Nazrul Anuar Nayan

LSI implementation of a low-power 4 × 4-bit array two-phase clocked adiabatic static CMOS logic multiplier

As the density and operating speed of complementary metal oxide semiconductor (CMOS) circuits increases, dynamic power dissipation has become a critical concern in the design and development-of personal information systems and large computers. The reduction of supply voltage, node capacitance, and switching activity are common approaches used in conventional CMOS. In adiabatic switching circuits, the current flow through transistors can be significantly reduced by ensuring uniform charge transfer over the entire available time. This paper presents the simulation of this current in two-phase clocked adiabatic static CMOS logic (2PASCL) and conventional CMOS. From the SPICE simulations, at transition frequencies from 1 to 12MHz, a 4x4-bit array 2PASCL multiplier shows a maximum reduction in power dissipation of 77% relative to that of a static CMOS. The measurement results of a 4x4-bit array 2PASCL multiplier demonstrate a 57% reduction compared to a 4x4-bit array two-phase clocked adiabatic dynamic CMOS logic (2PADCL). These results indicate that 2PASCL technology can be advantageous when applied to low-power digital devices operated at low frequencies, such as radio-frequency identification (RFID) tags, smart cards, and sensors.

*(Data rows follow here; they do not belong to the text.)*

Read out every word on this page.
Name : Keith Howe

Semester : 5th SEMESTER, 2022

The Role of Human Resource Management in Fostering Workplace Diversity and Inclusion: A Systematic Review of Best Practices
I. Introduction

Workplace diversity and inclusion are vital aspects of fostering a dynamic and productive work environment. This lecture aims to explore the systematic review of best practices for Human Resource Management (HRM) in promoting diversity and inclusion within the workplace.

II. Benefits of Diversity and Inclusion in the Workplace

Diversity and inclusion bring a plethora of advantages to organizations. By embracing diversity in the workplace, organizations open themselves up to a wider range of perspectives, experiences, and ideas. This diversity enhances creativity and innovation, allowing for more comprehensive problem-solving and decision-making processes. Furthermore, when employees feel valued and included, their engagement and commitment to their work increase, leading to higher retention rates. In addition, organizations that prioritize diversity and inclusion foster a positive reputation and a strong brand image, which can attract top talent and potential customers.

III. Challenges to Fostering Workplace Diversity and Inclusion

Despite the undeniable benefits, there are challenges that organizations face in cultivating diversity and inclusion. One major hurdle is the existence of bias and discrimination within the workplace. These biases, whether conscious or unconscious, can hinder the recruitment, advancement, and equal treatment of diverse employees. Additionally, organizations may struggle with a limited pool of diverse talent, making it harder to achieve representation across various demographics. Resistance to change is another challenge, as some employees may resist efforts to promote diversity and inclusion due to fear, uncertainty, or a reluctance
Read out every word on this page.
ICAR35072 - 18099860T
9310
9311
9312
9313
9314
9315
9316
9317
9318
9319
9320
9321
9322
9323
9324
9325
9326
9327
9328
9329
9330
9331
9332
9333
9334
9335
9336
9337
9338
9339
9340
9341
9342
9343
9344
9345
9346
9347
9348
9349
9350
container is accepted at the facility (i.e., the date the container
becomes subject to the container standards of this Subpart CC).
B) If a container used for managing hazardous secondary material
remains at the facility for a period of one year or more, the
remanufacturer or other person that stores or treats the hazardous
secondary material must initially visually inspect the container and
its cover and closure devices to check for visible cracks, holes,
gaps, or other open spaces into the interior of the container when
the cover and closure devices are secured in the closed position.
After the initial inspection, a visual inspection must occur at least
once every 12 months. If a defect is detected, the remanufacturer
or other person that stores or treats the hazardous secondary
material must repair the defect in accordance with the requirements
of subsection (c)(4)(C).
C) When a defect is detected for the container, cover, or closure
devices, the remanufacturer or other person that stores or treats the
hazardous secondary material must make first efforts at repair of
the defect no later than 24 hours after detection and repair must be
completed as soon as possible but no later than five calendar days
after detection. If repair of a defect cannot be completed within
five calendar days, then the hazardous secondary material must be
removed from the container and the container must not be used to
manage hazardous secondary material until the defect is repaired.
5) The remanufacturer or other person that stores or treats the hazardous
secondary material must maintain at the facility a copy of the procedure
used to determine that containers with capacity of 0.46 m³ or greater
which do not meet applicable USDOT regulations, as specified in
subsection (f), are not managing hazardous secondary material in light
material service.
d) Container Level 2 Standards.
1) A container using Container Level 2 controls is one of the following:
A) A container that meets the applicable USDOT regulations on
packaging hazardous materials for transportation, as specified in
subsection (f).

FPGA design and implementation of Electrocardiogram biomedical embedded system

This paper presents a FPGA design and implementation of Electrocardiogram (ECG) biomedical embedded system (ECG-SoC). It performs ECG pre-processing and heart rate variability (HRV) feature extraction which suitable for remote homecare monitoring and rural health care application. The ECG-SoC is designed using hardware/software co-design technique based on offline dataset from MIT-BIH database. Altera Cyclone II DE2-115 FPGA platform was used for system prototyping and functionality verification. The computation results are displayed on Nios II-Linux terminal and produce output files for post analysis executed on the host personal computer (PC).

Power-saving analysis of adiabatic logic in subthreshold region

This paper reports a comparison of energy dissipation between different adiabatic logics in the subthreshold operation. In SPICE simulation we use a real industrial 0.18 μm BSIM3v3 model having a device parameter in the subthreshold region and then confirm the energy savings of quasi-adiabatic logic families, namely, 2N2N2P, 2PC2AL, CAL, ECRL, PAL, PECRL, PFAL, and SAL. From the results we show that the energy consumption of our previously proposed 2PC2AL inverter is lower than those of the other adiabatic logics, in the range of from 10 kHz to 10 MHz.

A low-power sense amplifier for adiabatic memory using memristor

This paper proposes a sense amplifier for adiabatic memory using memristor. The proposed sense amplifier uses current rate sensing method. In simulation the proposed sense amplifier is to connect the content addressable memory (CAM) with adiabatic driving. From the results we show that the proposed circuit is correctly operated and its power dissipation is 36.1 pJ/cycle.

2PCDAL: Two-phase clocking dual-rail adiabatic logic

This paper presents a new dual-rail adiabatic logic which called 2PCDAL. Our proposed circuit is based on 2N2N2P structure. Unlike 2N2N2P which is driven by four-phase clocking, the proposed logic only needs two-phase clocking to operate. Compared with the proposed 2PCDAL and the other dual-rail quasi-adiabatic logic families of cell design, namely, 2N2N2P, CAL, ECRL, PAL, and PFAL, we show that the energy consumption of the proposed 2PCDAL inverter is almost the same as those of the other dual-rail adiabatic logics (i.e. 2N2N2P, ECRL, and PFAL) in the range of from 10 kHz to 10 MHz.

PVDF sensor design and FPGA implementation of ultrasound power measurement

Ultrasound devices provide either diagnostic or therapeutic purpose in biomedical application. To avoid unwanted power exposure to the patient for safety concern but at the same time maintaining optimum diagnostic and therapeutic effect, ultrasound power meter is used to measure and calibrate the output power and intensity of the ultrasound machine. Most of the current ultrasound power meters are limited for either high power therapeutic or low power diagnostic purposes but not both and it is expensive. To enable Polyvinylidene fluoride (PVDF) for low cost ultrasound power meter, a robust low cost casing has been designed for optimum ultrasound power capturing from both therapeutic and diagnostic ultrasound machine. The system has been designed to minimize interference effect and noise, as well as to stabilize mechanical construction of the sensor. This paper presents a PVDF sensor design of an ultrasound power measurement system that is compact and simple in construction, easy and user friendly, but at the same time provides a reliable power measurement result. The power meter is designed using PVDF sensor and Altera Cyclone II Field Programmable Gate Array (FPGA) technology. Results show that this in-house power measurement system is able to measure 0.5 MHz - 10 MHz of the frequency range and 1 mW/cm2 to 10 W/cm2 of the intensity range.